Jesus demonstrates his point to the disciples by picking up a child and saying 37 “Whoever welcomes one such child in my name welcomes me, and whoever welcomes me welcomes not me but the one who sent me.” This verse is sometimes taken to be a call to adopt a spirituality of childlike simplicity. As the preacher Alyce McKenzie writes, these sermons urge us to become `more pure, more innocent, more humble, more spontaneous, more trusting`.

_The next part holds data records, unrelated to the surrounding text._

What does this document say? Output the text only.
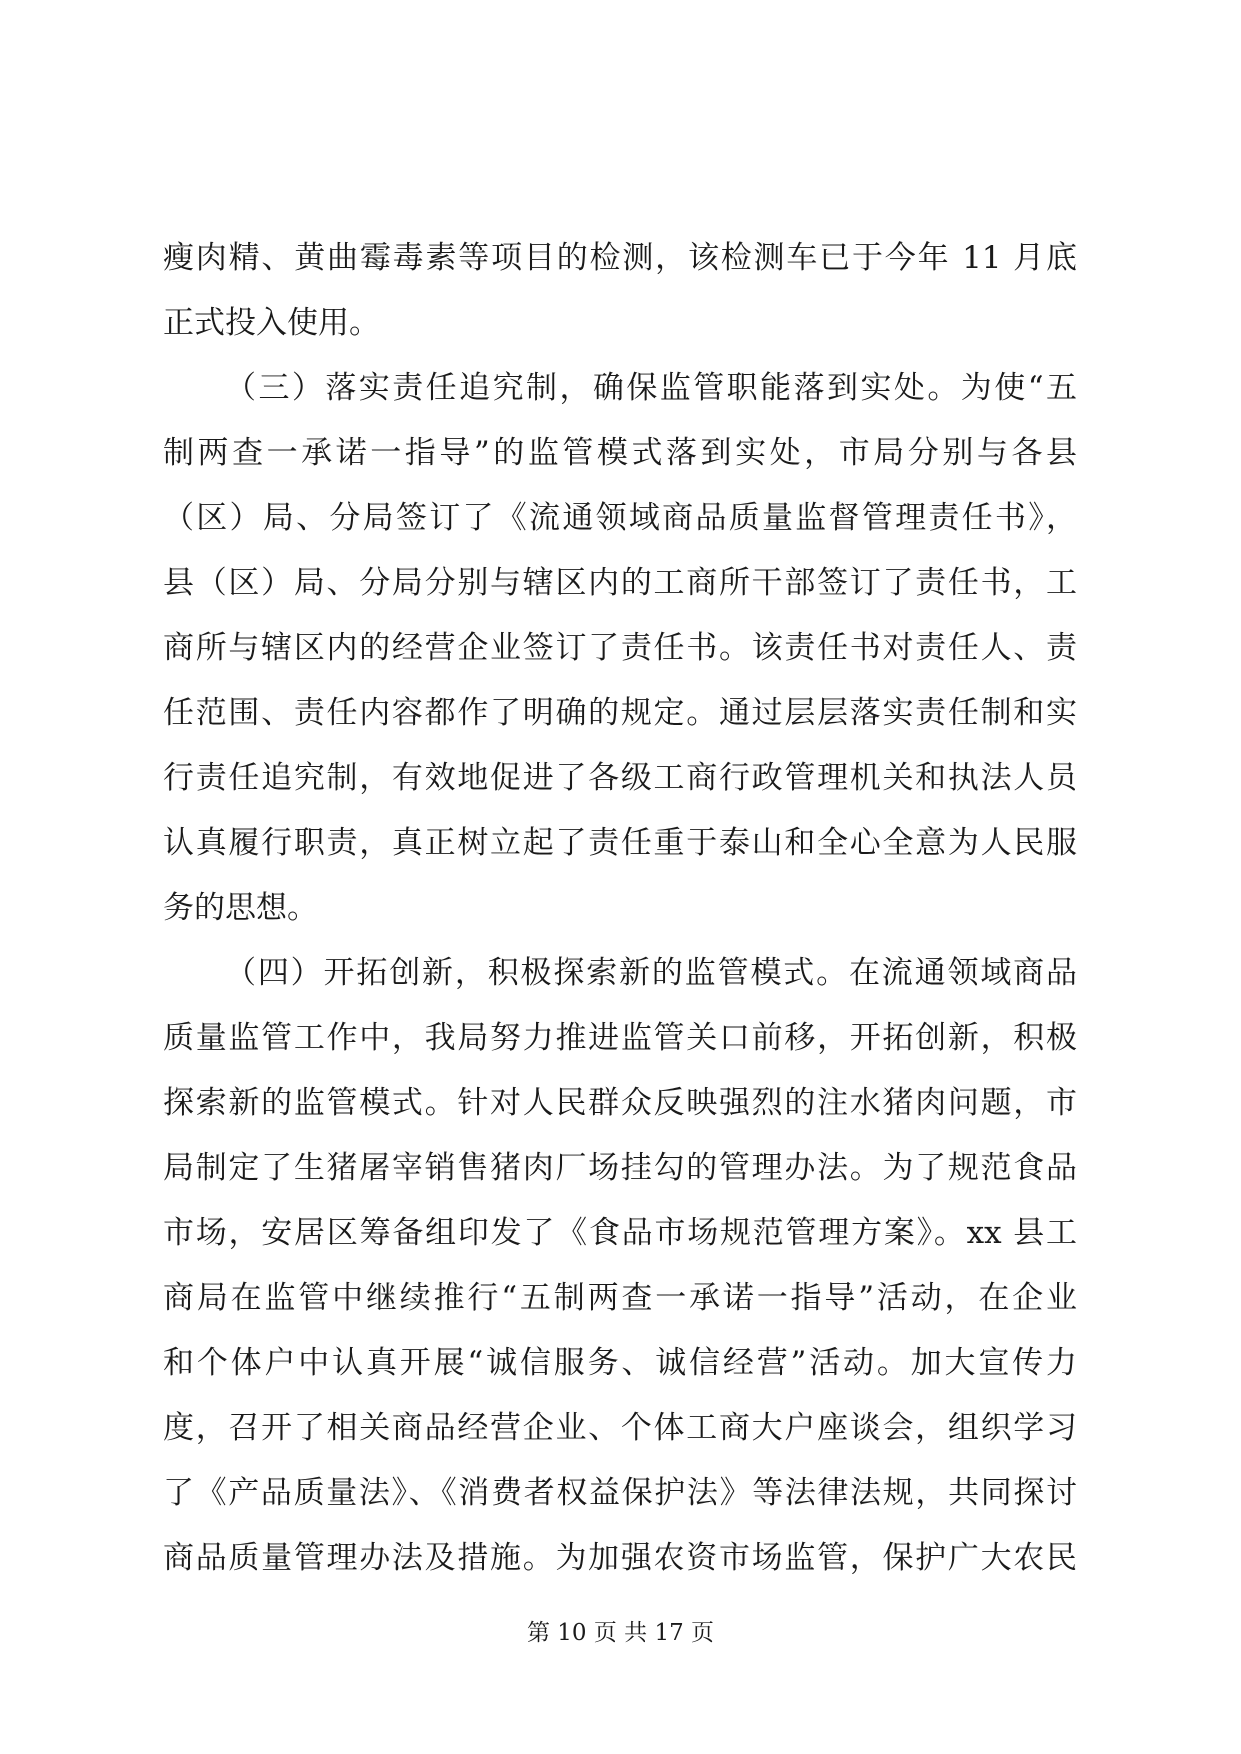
瘦肉精、黄曲霉毒素等项目的检测，该检测车已于今年 11 月底
正式投入使用。
（三）落实责任追究制，确保监管职能落到实处。为使“五
制两查一承诺一指导”的监管模式落到实处，市局分别与各县
（区）局、分局签订了《流通领域商品质量监督管理责任书》，
县（区）局、分局分别与辖区内的工商所干部签订了责任书，工
商所与辖区内的经营企业签订了责任书。该责任书对责任人、责
任范围、责任内容都作了明确的规定。通过层层落实责任制和实
行责任追究制，有效地促进了各级工商行政管理机关和执法人员
认真履行职责，真正树立起了责任重于泰山和全心全意为人民服
务的思想。
（四）开拓创新，积极探索新的监管模式。在流通领域商品
质量监管工作中，我局努力推进监管关口前移，开拓创新，积极
探索新的监管模式。针对人民群众反映强烈的注水猪肉问题，市
局制定了生猪屠宰销售猪肉厂场挂勾的管理办法。为了规范食品
市场，安居区筹备组印发了《食品市场规范管理方案》。xx 县工
商局在监管中继续推行“五制两查一承诺一指导”活动，在企业
和个体户中认真开展“诚信服务、诚信经营”活动。加大宣传力
度，召开了相关商品经营企业、个体工商大户座谈会，组织学习
了《产品质量法》、《消费者权益保护法》等法律法规，共同探讨
商品质量管理办法及措施。为加强农资市场监管，保护广大农民
第 10 页 共 17 页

Those are great things to be, but I think they start with our decisions about who we want to spend time with and what we want to do with them. I`ve seen smart, gifted Christian leaders dedicate themselves to working in Larche homes, or in prison ministry, or in small rural parishes when their gifts of preaching and exegesis could have served wider audiences. In my own service in a military chaplaincy that is often tempted by rank and prestige and medals, I have seen the same capacity for service. My first chaplain team leader, a major, spent a day on his hands and knees cleaning up a military residence when the family he had put in there on an emergency basis had trashed the place. He did it because he felt responsible, but also because he knew that someone had to, and it might as well be him. He will remain among the best chaplains I have ever known.
In making these choices to give themselves to situations where the only currencies are love and service, Christians like these ones show that they understand something of what it means to welcome, and to follow, our Lord. May we, who aspire to be Jesus`followers, also understand what kind of greatness He offers us.
Image courtesy of Agnus Day.
Trenchantly excellent. Thanks for your help.
A good sermon… except for the following heresy: "a very busy Tim Hortons (non-Canadians, think Starbucks, sort of)"
Ouch! It always stings when a Lutheran plays the Hersey Card. But you may be right. An Irish friend of mine told me the coffee at Starbucks in England is awful. No one would accuse Timmies of that. It's just hard finding the right cultural equivalent for Timmies for non-Canadians.
Not sure there is one. Dunkin' Donuts in the US is close but doesn't quite do it; more emphasis on baked goods than coffee (or tea, which I prefer.) The same goes for Krispy Kreame. Timmy's stands alone. Since my wife works there now, we must be getting close to being Canadians!